Smart Design Enables Sustainable Solutions

December 2021

Sustainability has become an urgent issue for all sectors of the economy.  As a leading engineering and consulting firm, Helbling plays a significant role by helping its business partners to succeed with their transformation towards sustainability and by bringing future-proof solutions. How can such solutions be designed? Helbing uses a holistic approach based on life-cycle thinking and leveraging a well-established, multidisciplinary structure.

In his opening speech at the COP26 climate conference in Glasgow a couple of weeks ago, Secretary-General of the United Nations António Guterres said: “If commitments fall short at the end of this COP, countries must revisit their national climate plans and policies – not every five years (but) every year and every moment.” There can no longer be any doubt as to whether drastic changes will happen in all sectors of the economy. Those who adapt fastest to sustainability-related pressures – whether from new regulations, supply shortages, investor requirements, or consumer expectations – will obviously have a competitive advantage.

For a few years now, interest and demand from clients have been constantly growing in this field. In fact, product and system developers like Helbling have a major role to play. Design and concept choices have an impact on the environmental footprint of the product during its whole life cycle – from extraction of raw materials and production processes to the use phase and end of life.

The challenge of making products and systems used in our daily lives more sustainable must be tackled on two equally important fronts (see Figure 1): (1) innovations and disruptive changes in  technologies and value chains that can support sustainability targets; (2) integration of sustainability aspects along the product development process. No ambitious sustainability goals can be achieved without considering these two elements.

Figure 1: Towards sustainability through disruptive changes and EcoDesign 

Leveraging the sustainability benefits and understanding the risks of technological and value chain innovations are key

Sustainability innovations have gained significant momentum at the moment, whether materials with a lower environmental impact, new recycling technologies, more energy-efficient technologies, or more circular value chains. There are also a number of technologies not explicitly labeled as “green” that can be tapped into, for example AI being used in the building sector for energy efficiency optimization. Using innovations and making disruptive changes does not come without challenges. Risks must be well understood and adequately addressed by relying on strong scientific and engineering competencies to compensate for the lack of (field) experience inherent in any innovations. For example, over recent years Helbling Technik has designed a water heater using thick-film technology that enables a decrease in electricity consumption of more than 25% compared with conventional water heaters in typical applications. Considering the whole life cycle of such heaters and the typical lifetime, this represents a carbon footprint reduction of about 50 kg of CO2eq per item.

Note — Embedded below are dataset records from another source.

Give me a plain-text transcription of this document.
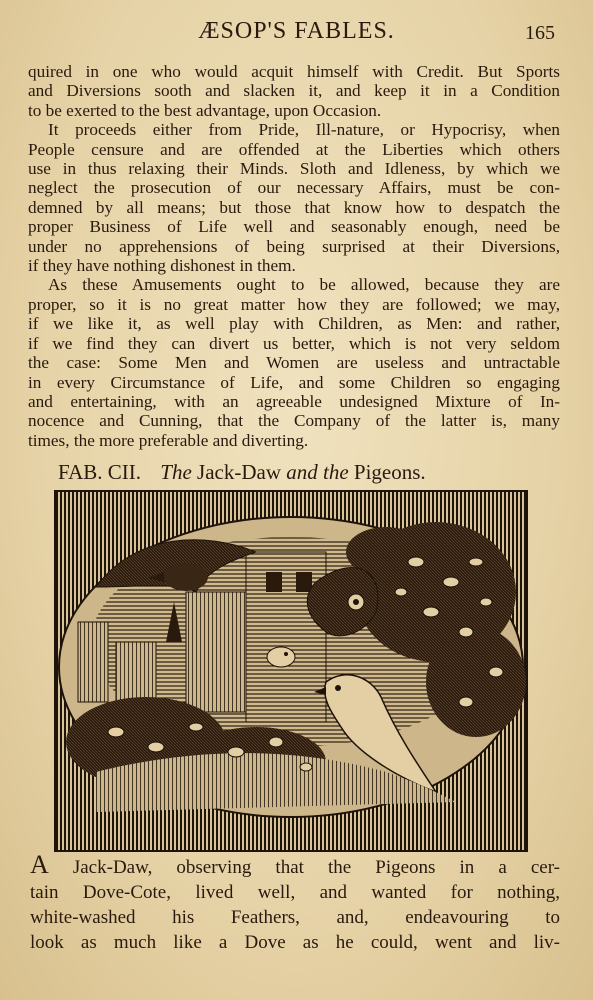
ÆSOP'S FABLES.	165
quired in one who would acquit himself with Credit. But Sports
and Diversions sooth and slacken it, and keep it in a Condition
to be exerted to the best advantage, upon Occasion.
It proceeds either from Pride, Ill-nature, or Hypocrisy, when
People censure and are offended at the Liberties which others
use in thus relaxing their Minds. Sloth and Idleness, by which we
neglect the prosecution of our necessary Affairs, must be con-
demned by all means; but those that know how to despatch the
proper Business of Life well and seasonably enough, need be
under no apprehensions of being surprised at their Diversions,
if they have nothing dishonest in them.
As these Amusements ought to be allowed, because they are
proper, so it is no great matter how they are followed; we may,
if we like it, as well play with Children, as Men: and rather,
if we find they can divert us better, which is not very seldom
the case: Some Men and Women are useless and untractable
in every Circumstance of Life, and some Children so engaging
and entertaining, with an agreeable undesigned Mixture of In-
nocence and Cunning, that the Company of the latter is, many
times, the more preferable and diverting.
FAB. CII. The Jack-Daw and the Pigeons.
A Jack-Daw, observing that the Pigeons in a cer-
tain Dove-Cote, lived well, and wanted for nothing,
white-washed his Feathers, and, endeavouring to
look as much like a Dove as he could, went and liv-
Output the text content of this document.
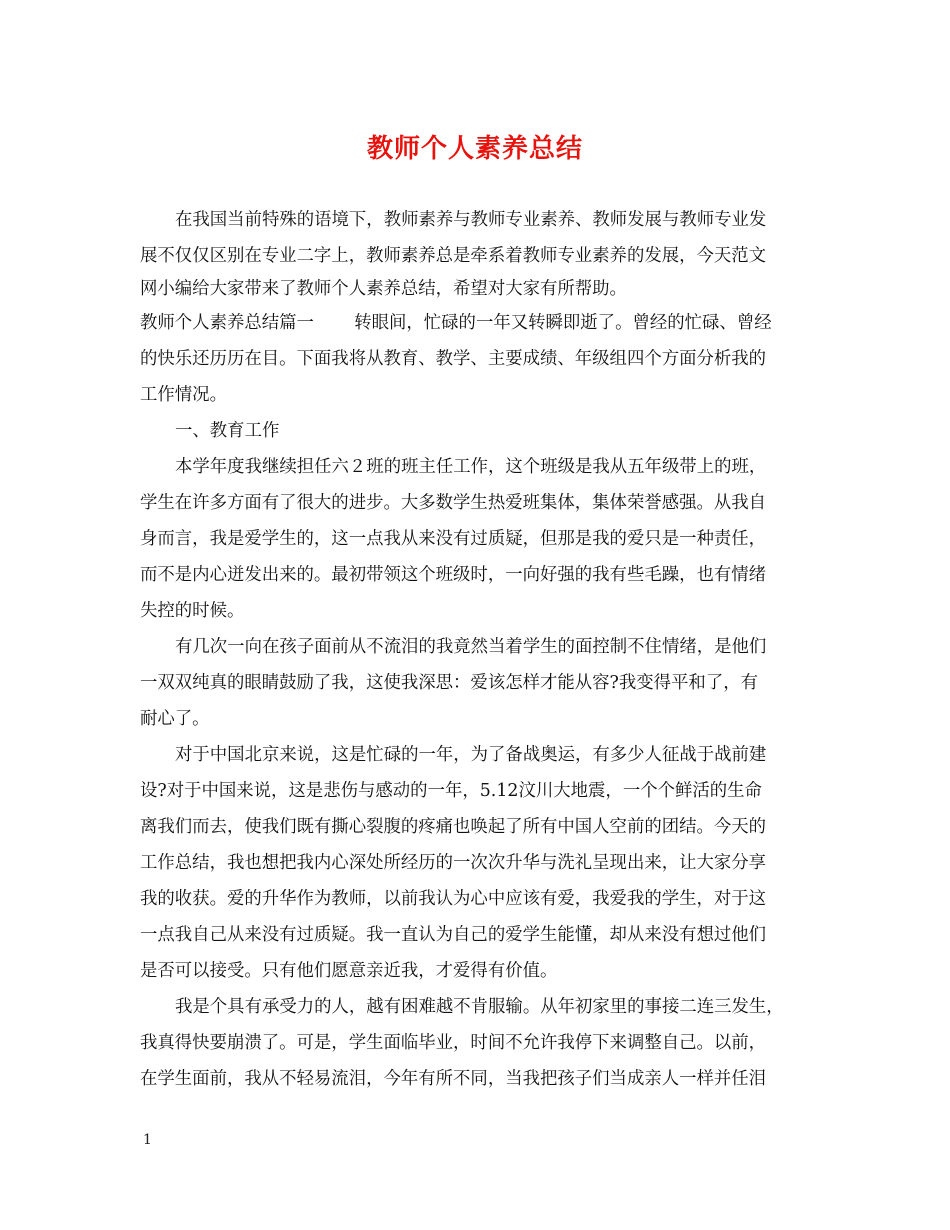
教师个人素养总结
在我国当前特殊的语境下，教师素养与教师专业素养、教师发展与教师专业发
展不仅仅区别在专业二字上，教师素养总是牵系着教师专业素养的发展，今天范文
网小编给大家带来了教师个人素养总结，希望对大家有所帮助。
教师个人素养总结篇一　　 转眼间，忙碌的一年又转瞬即逝了。曾经的忙碌、曾经
的快乐还历历在目。下面我将从教育、教学、主要成绩、年级组四个方面分析我的
工作情况。
一、教育工作
本学年度我继续担任六２班的班主任工作，这个班级是我从五年级带上的班，
学生在许多方面有了很大的进步。大多数学生热爱班集体，集体荣誉感强。从我自
身而言，我是爱学生的，这一点我从来没有过质疑，但那是我的爱只是一种责任，
而不是内心迸发出来的。最初带领这个班级时，一向好强的我有些毛躁，也有情绪
失控的时候。
有几次一向在孩子面前从不流泪的我竟然当着学生的面控制不住情绪，是他们
一双双纯真的眼睛鼓励了我，这使我深思：爱该怎样才能从容?我变得平和了，有
耐心了。
对于中国北京来说，这是忙碌的一年，为了备战奥运，有多少人征战于战前建
设?对于中国来说，这是悲伤与感动的一年，5.12汶川大地震，一个个鲜活的生命
离我们而去，使我们既有撕心裂腹的疼痛也唤起了所有中国人空前的团结。今天的
工作总结，我也想把我内心深处所经历的一次次升华与洗礼呈现出来，让大家分享
我的收获。爱的升华作为教师，以前我认为心中应该有爱，我爱我的学生，对于这
一点我自己从来没有过质疑。我一直认为自己的爱学生能懂，却从来没有想过他们
是否可以接受。只有他们愿意亲近我，才爱得有价值。
我是个具有承受力的人，越有困难越不肯服输。从年初家里的事接二连三发生，
我真得快要崩溃了。可是，学生面临毕业，时间不允许我停下来调整自己。以前，
在学生面前，我从不轻易流泪，今年有所不同，当我把孩子们当成亲人一样并任泪
1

Integrating sustainability aspects into the development process (EcoDesign) is important in order to fully take advantage of available solutions.

It would be naïve to hope that a few technology breakthroughs alone would solve all sustainability challenges. Moreover, it would mean that many opportunities are missed. Life cycle assessment (LCA) tools and databases, together with state-of-the-art engineering methods and tools, can be used very effectively to optimize product sustainability (see Figure 2).

Figure 2: Integrating sustainability into the product development process 

Using tools to compute mechanical stress and deformation (such as finite element analysis) may help designers to reduce the amount of material used for a part (this is called topology optimization) or to select a plastic with a lower environmental footprint (see the fact box at the bottom). Helbling has supported Nestlé with its sustainability targets in various concrete ways throughout their long-standing partnership. For example, it is estimated that with topology optimization, the total weight of a critical part (plastic chassis) of the Nestlé coffee machine NDG Genio S could be reduced by approximately 35% (see Figure 3).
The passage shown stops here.